Understanding organizational culture offers employees insight for possibilities in an organization whether they are short term or long term members.
The phrase, organizational culture gained prominence in the 1980s when Japan’s manufacturing successes became legendary. Those successes gave credence to organizational behavior and U.S. companies paid attention. Culture in the workplace captured the imagination and competition forced corporations to include the concept into their operations.
Definitions
Using the idea of culture, management authors, Edgar H. Schein, Gareth Morgan, and Charles Handy proffered that organizational culture is the way in which a group of employees behave. The authors’ definitions were similar. They each emphasized that the term reflected a group’s unique way of getting things done.
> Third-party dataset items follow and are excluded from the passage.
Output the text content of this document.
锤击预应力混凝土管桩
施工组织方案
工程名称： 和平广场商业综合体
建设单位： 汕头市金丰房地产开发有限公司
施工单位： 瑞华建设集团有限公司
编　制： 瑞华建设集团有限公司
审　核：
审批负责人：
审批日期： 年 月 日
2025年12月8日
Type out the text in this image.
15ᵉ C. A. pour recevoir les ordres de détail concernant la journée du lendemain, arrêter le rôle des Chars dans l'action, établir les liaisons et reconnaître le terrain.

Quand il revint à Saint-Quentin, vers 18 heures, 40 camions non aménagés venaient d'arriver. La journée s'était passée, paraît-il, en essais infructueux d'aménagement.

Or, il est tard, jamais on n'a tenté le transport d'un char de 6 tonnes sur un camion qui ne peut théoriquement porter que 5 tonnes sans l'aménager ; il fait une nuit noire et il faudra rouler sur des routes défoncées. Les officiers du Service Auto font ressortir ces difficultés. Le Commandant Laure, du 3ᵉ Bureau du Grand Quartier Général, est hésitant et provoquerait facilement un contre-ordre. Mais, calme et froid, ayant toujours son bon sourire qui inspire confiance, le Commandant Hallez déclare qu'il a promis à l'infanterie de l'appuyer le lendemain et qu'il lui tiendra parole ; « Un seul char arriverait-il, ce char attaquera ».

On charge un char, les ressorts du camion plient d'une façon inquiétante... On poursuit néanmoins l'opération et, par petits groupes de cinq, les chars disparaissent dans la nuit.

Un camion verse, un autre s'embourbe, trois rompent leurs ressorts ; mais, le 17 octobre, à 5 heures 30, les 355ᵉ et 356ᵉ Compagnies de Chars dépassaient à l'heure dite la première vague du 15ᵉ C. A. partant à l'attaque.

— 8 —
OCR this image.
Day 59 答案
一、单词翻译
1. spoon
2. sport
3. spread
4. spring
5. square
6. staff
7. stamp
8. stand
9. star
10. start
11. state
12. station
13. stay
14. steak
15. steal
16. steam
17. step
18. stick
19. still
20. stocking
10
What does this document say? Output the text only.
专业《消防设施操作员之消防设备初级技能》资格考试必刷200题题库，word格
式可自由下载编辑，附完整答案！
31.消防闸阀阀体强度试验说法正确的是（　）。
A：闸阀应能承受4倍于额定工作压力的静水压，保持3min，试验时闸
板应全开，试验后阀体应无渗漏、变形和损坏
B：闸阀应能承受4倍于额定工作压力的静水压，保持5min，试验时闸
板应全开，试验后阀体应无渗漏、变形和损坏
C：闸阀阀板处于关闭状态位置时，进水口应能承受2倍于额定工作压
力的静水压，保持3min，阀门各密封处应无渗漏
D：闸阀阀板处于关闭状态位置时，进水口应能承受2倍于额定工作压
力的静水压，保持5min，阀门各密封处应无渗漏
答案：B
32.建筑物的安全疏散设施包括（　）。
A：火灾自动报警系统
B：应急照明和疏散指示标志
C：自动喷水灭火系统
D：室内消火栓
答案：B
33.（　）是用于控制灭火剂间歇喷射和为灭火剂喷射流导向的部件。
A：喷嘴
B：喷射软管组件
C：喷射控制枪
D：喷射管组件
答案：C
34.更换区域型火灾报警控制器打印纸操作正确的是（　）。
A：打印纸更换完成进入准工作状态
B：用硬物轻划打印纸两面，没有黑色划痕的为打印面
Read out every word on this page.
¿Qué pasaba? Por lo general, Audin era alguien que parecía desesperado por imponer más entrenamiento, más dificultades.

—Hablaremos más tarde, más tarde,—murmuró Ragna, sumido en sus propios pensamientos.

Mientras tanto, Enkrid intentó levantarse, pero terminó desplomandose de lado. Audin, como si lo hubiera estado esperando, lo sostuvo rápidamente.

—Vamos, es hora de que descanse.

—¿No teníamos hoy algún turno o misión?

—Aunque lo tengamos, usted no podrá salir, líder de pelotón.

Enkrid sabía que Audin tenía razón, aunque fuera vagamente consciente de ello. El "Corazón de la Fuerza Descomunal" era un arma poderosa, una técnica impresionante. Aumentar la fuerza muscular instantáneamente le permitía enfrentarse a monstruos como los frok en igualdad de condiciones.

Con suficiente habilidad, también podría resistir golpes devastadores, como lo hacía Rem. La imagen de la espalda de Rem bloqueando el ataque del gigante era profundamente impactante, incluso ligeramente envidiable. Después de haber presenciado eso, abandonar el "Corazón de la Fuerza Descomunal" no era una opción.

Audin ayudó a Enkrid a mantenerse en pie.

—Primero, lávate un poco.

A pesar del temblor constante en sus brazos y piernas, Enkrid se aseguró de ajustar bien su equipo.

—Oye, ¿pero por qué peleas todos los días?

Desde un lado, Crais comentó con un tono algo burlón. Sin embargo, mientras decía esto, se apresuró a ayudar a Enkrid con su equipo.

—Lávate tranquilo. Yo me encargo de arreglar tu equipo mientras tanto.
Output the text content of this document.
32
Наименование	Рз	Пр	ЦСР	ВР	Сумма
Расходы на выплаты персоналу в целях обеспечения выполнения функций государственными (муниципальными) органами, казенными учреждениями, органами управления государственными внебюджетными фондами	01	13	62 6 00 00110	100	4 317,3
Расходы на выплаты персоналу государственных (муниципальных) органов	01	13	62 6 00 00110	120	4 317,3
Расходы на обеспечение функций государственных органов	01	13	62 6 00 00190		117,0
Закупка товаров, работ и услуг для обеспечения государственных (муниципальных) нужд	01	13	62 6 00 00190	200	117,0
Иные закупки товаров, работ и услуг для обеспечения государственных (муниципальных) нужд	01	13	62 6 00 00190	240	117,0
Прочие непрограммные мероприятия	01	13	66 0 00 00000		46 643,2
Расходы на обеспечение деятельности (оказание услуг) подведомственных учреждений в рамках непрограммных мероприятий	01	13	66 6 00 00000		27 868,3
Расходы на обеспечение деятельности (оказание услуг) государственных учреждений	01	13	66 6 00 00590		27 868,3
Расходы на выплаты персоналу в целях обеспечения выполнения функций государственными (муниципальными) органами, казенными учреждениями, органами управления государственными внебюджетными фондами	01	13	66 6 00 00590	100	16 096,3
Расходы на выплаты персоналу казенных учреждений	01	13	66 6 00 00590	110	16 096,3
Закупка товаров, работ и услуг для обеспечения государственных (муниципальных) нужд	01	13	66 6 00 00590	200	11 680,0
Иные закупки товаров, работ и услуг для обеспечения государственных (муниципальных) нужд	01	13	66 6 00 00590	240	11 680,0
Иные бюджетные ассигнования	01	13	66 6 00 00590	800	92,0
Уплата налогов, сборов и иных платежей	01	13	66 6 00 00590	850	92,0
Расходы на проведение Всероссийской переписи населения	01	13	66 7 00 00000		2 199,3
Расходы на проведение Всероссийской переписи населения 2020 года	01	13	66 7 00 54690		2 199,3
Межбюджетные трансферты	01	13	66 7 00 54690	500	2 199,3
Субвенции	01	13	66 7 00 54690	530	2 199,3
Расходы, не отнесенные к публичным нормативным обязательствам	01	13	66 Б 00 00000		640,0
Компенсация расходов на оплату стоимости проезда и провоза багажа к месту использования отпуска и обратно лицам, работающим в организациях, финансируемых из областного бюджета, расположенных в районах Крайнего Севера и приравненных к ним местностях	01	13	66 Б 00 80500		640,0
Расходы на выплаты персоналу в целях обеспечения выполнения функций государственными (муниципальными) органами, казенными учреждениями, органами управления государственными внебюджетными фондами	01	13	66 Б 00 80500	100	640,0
Schein, author of Organizational culture and leadership defined organizational culture as the natural artifacts, espoused values and basic assumptions by which organizations function. He indicated that new recruits become members when they are indoctrinated with the organization’s ideas of how to behave.
Gareth Morgan, the author of Images of organizations suggested that organizational culture is the beliefs, values, and norms, together with symbols, events and personalities unique to a group’s behaviors. Morgan described norms as traditions, structure of authority, or routines. He stated that the organization instills their beliefs into the group before the group can truly be successful.
Charles Handy’s explanation went further than the other authors. His text, Gods ofManagement offered four typologies of culture for recognizing organizational practices.
Four Typologies
Handy defined the four cultural typologies as, Power, Role, Task, and Person. He postulated that the typologies reflect the organization’s needs and constraints for its operations.